Im Juni 1933 wurde auch der seit Monaten unterbrochene Kontakt zur Geschäftskommission wieder hergestellt. Karolus Heber, ein Kurier der Geschäftskommission traf in Duisburg ein. Er berichtete von zahlreichen Verhaftungen in Berlin, sowie von der Verlegung der Geschäftskommission nach Erfurt. Heber kam auch auf die Notwendigkeit zu sprechen, politische Flüchtlinge über die Grenze nach Holland zu schaffen. Der Weg, den die Emigranten dabei nehmen sollten, war schon im Jahre 1932 festgelegt worden: Er führte über Duisburg, Viersen, Dülken und Kaldenkirchen nach Venlo in Holland.

Als Anlaufstelle für die aus Mitteldeutschland eintreffenden Flüchtlinge stellte Nolden seine Wohnung zur Verfügung. Es wurde abgemacht, daß die Emigranten dort gleich nach ihrem Eintreffen abgeholt und von anderen Duisburgern nach Dülken oder direkt nach Holland geleitet werden.

Kurz nach der Abreise Hebers und bevor noch konkrete Vorbereitungen für den Aufbau der Fluchtroute getroffen werden konnten, traf der Provinzialarbeiterbörsenobmann Fritz Schröder aus Kassel ein. Er war über Noldens Adresse aus Erfurt informiert worden. Sein Ziel war Amsterdam, um dort mit den holländischen Syndikalisten in Kontakt zu treten. Die Duisburger baten ihn, sich in Holland um Schriftenmaterial für die Einfuhr nach Deutschland zu kümmern. Nolden brachte Schröder zum Bahnhof und gab ihm die Kontaktadresse einiger befreundeter Anarchisten in Dülken, die ihn nach Holland schleusen würden.

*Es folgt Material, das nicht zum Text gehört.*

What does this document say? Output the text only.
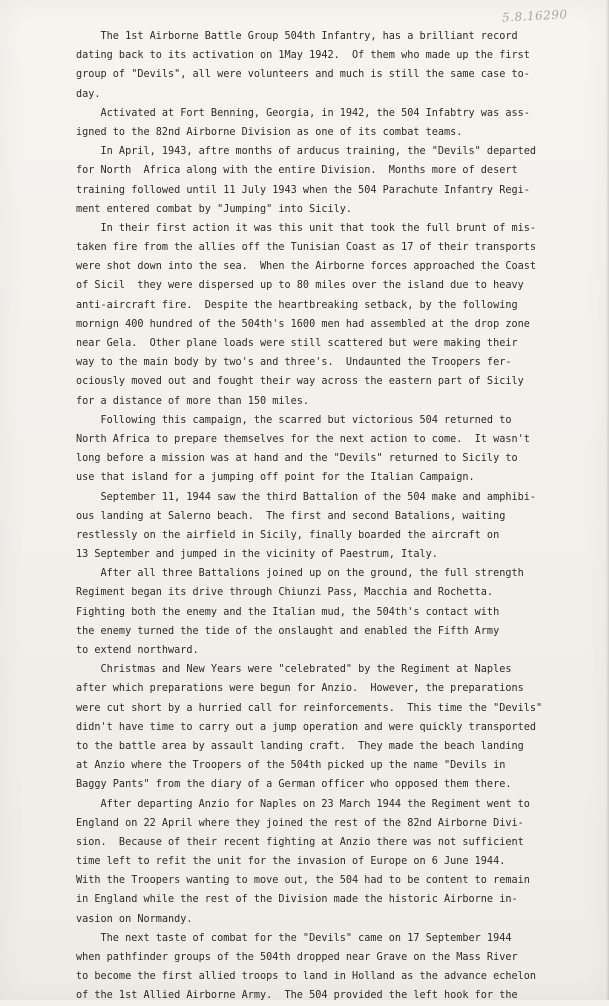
5.8.16290
The 1st Airborne Battle Group 504th Infantry, has a brilliant record
dating back to its activation on 1May 1942.  Of them who made up the first
group of "Devils", all were volunteers and much is still the same case to-
day.
Activated at Fort Benning, Georgia, in 1942, the 504 Infabtry was ass-
igned to the 82nd Airborne Division as one of its combat teams.
In April, 1943, aftre months of arducus training, the "Devils" departed
for North  Africa along with the entire Division.  Months more of desert
training followed until 11 July 1943 when the 504 Parachute Infantry Regi-
ment entered combat by "Jumping" into Sicily.
In their first action it was this unit that took the full brunt of mis-
taken fire from the allies off the Tunisian Coast as 17 of their transports
were shot down into the sea.  When the Airborne forces approached the Coast
of Sicil  they were dispersed up to 80 miles over the island due to heavy
anti-aircraft fire.  Despite the heartbreaking setback, by the following
mornign 400 hundred of the 504th's 1600 men had assembled at the drop zone
near Gela.  Other plane loads were still scattered but were making their
way to the main body by two's and three's.  Undaunted the Troopers fer-
ociously moved out and fought their way across the eastern part of Sicily
for a distance of more than 150 miles.
Following this campaign, the scarred but victorious 504 returned to
North Africa to prepare themselves for the next action to come.  It wasn't
long before a mission was at hand and the "Devils" returned to Sicily to
use that island for a jumping off point for the Italian Campaign.
September 11, 1944 saw the third Battalion of the 504 make and amphibi-
ous landing at Salerno beach.  The first and second Batalions, waiting
restlessly on the airfield in Sicily, finally boarded the aircraft on
13 September and jumped in the vicinity of Paestrum, Italy.
After all three Battalions joined up on the ground, the full strength
Regiment began its drive through Chiunzi Pass, Macchia and Rochetta.
Fighting both the enemy and the Italian mud, the 504th's contact with
the enemy turned the tide of the onslaught and enabled the Fifth Army
to extend northward.
Christmas and New Years were "celebrated" by the Regiment at Naples
after which preparations were begun for Anzio.  However, the preparations
were cut short by a hurried call for reinforcements.  This time the "Devils"
didn't have time to carry out a jump operation and were quickly transported
to the battle area by assault landing craft.  They made the beach landing
at Anzio where the Troopers of the 504th picked up the name "Devils in
Baggy Pants" from the diary of a German officer who opposed them there.
After departing Anzio for Naples on 23 March 1944 the Regiment went to
England on 22 April where they joined the rest of the 82nd Airborne Divi-
sion.  Because of their recent fighting at Anzio there was not sufficient
time left to refit the unit for the invasion of Europe on 6 June 1944.
With the Troopers wanting to move out, the 504 had to be content to remain
in England while the rest of the Division made the historic Airborne in-
vasion on Normandy.
The next taste of combat for the "Devils" came on 17 September 1944
when pathfinder groups of the 504th dropped near Grave on the Mass River
to become the first allied troops to land in Holland as the advance echelon
of the 1st Allied Airborne Army.  The 504 provided the left hook for the
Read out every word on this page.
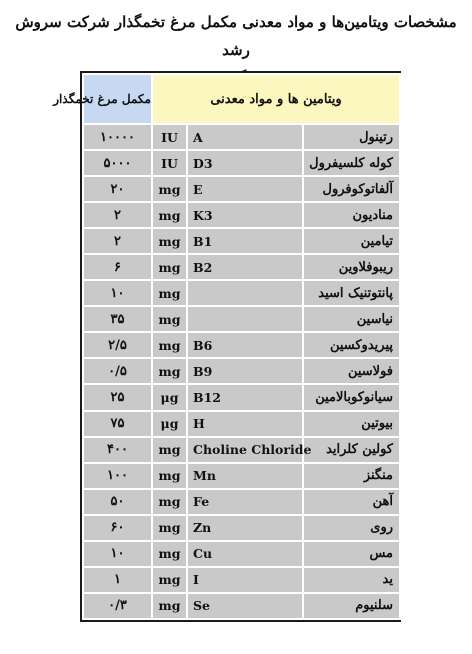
مشخصات ویتامین‌ها و مواد معدنی مکمل مرغ تخمگذار شرکت سروش رشد
مکمل مرغ تخمگذار	ویتامین ها و مواد معدنی		
۱۰۰۰۰	IU	A	رتینول
۵۰۰۰	IU	D3	کوله کلسیفرول
۲۰	mg	E	آلفاتوکوفرول
۲	mg	K3	منادیون
۲	mg	B1	تیامین
۶	mg	B2	ریبوفلاوین
۱۰	mg		پانتوتنیک اسید
۳۵	mg		نیاسین
۲/۵	mg	B6	پیریدوکسین
۰/۵	mg	B9	فولاسین
۲۵	μg	B12	سیانوکوبالامین
۷۵	μg	H	بیوتین
۴۰۰	mg	Choline Chloride	کولین کلراید
۱۰۰	mg	Mn	منگنز
۵۰	mg	Fe	آهن
۶۰	mg	Zn	روی
۱۰	mg	Cu	مس
۱	mg	I	ید
۰/۳	mg	Se	سلنیوم
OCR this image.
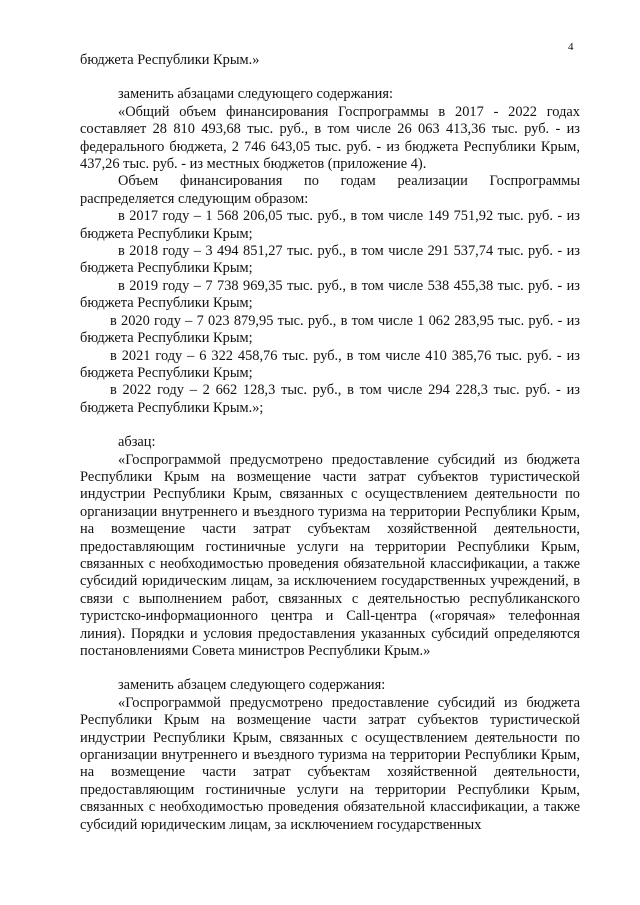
4

бюджета Республики Крым.»

заменить абзацами следующего содержания:

«Общий объем финансирования Госпрограммы в 2017 - 2022 годах составляет 28 810 493,68 тыс. руб., в том числе 26 063 413,36 тыс. руб. - из федерального бюджета, 2 746 643,05 тыс. руб. - из бюджета Республики Крым, 437,26 тыс. руб. - из местных бюджетов (приложение 4).

Объем финансирования по годам реализации Госпрограммы распределяется следующим образом:

в 2017 году – 1 568 206,05 тыс. руб., в том числе 149 751,92 тыс. руб. - из бюджета Республики Крым;

в 2018 году – 3 494 851,27 тыс. руб., в том числе 291 537,74 тыс. руб. - из бюджета Республики Крым;

в 2019 году – 7 738 969,35 тыс. руб., в том числе 538 455,38 тыс. руб. - из бюджета Республики Крым;

в 2020 году – 7 023 879,95 тыс. руб., в том числе 1 062 283,95 тыс. руб. - из бюджета Республики Крым;

в 2021 году – 6 322 458,76 тыс. руб., в том числе 410 385,76 тыс. руб. - из бюджета Республики Крым;

в 2022 году – 2 662 128,3 тыс. руб., в том числе 294 228,3 тыс. руб. - из бюджета Республики Крым.»;

абзац:

«Госпрограммой предусмотрено предоставление субсидий из бюджета Республики Крым на возмещение части затрат субъектов туристической индустрии Республики Крым, связанных с осуществлением деятельности по организации внутреннего и въездного туризма на территории Республики Крым, на возмещение части затрат субъектам хозяйственной деятельности, предоставляющим гостиничные услуги на территории Республики Крым, связанных с необходимостью проведения обязательной классификации, а также субсидий юридическим лицам, за исключением государственных учреждений, в связи с выполнением работ, связанных с деятельностью республиканского туристско-информационного центра и Call-центра («горячая» телефонная линия). Порядки и условия предоставления указанных субсидий определяются постановлениями Совета министров Республики Крым.»

заменить абзацем следующего содержания:

«Госпрограммой предусмотрено предоставление субсидий из бюджета Республики Крым на возмещение части затрат субъектов туристической индустрии Республики Крым, связанных с осуществлением деятельности по организации внутреннего и въездного туризма на территории Республики Крым, на возмещение части затрат субъектам хозяйственной деятельности, предоставляющим гостиничные услуги на территории Республики Крым, связанных с необходимостью проведения обязательной классификации, а также субсидий юридическим лицам, за исключением государственных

Einen Monat später, Ende Juli 1933, reiste der Holländer Albert de Jong nach Deutschland, um den illegalen Widerstandsgruppen Unterstützung anzubieten. Als Mitarbeiter des Internationalen Antimilitaristischen Büros in Amsterdam hatte er die Möglichkeit, deutschsprachige Agitationsschriften zu liefern. Auf Veranlassung des bereits emigrierten Schröder suchte er auch Julius Nolden auf. Sie vereinbarten, daß de Jong aus Amsterdam Pakete postlagernd nach Venlo schicke, wo sie der Dülkener Genosse Hillebrandt abholen und über die Grenze nach Deutschland schaffen werde. Hinsichtlich der deutschen Flüchtlinge versicherte de Jong, daß er und Fritz Schröder sich um ihre finanzielle Unterstützung in Holland kümmern werden; man sei dabei, einen Hilfsfond und eine zentrale Emigrantenstelle zu begründen.

Mit der Kontaktaufnahme zum Ausland waren die "logistischen" Grundlagen für den Aufbau einer illegalen Organisation endgültig geschaffen: Neben dem - schon vorhandenen - Verteilernetz standen nun auch Agitationsschriften und eine Fluchtroute zur Verfügung. Innerhalb dieses Rahmens entwickelte sich in der Folgezeit die konkrete Durchführung der Widerstandsarbeit.

Fluchthilfeorganisation

Ab Herbst 1933 trafen ca. alle 4 - 6 Wochen verfolgte Syndikalisten und Anarchisten in Duisburg ein, um von dort aus das Reichsgebiet zu verlassen. In der Regel brachte der Duisburger Albert Herzog die Flüchtlinge zunächst zu einem Anarcho-Syndikalisten in Dülken. Dieser begleitete sie dann auf Schleichwegen über die Grenze nach Holland. Einer der ersten, dem auf diese Weise die Flucht aus Deutschland gelang, war Georg Ackermann, ein Mitbegründer der Freien Jugend in Kassel. Über die weitere Entwicklung der Fluchthilfe finden sich in den Dossiers der Gestapo folgende Vermerke:

"... im September 1933 Viktor Händel aus Berlin, im Oktober 1933 ein anderer Berliner Funktionär und im November 1933 der frühere Provinzialarbeiterbörsenobmann Doster aus Darmstadt; dieser trat, wie bereits erwähnt, in die Auslandsstelle zur Unterstützung von Schröder ein. Auch einige Genossen aus seinem eigenen Bezirk schaffte der Angeklagte über die Grenze. So einen Schellinsky aus Mühlheim/Ruhr und einen Genossen aus Duisburg. ... “ (Az.: 9 J 267/37 S. 9/10)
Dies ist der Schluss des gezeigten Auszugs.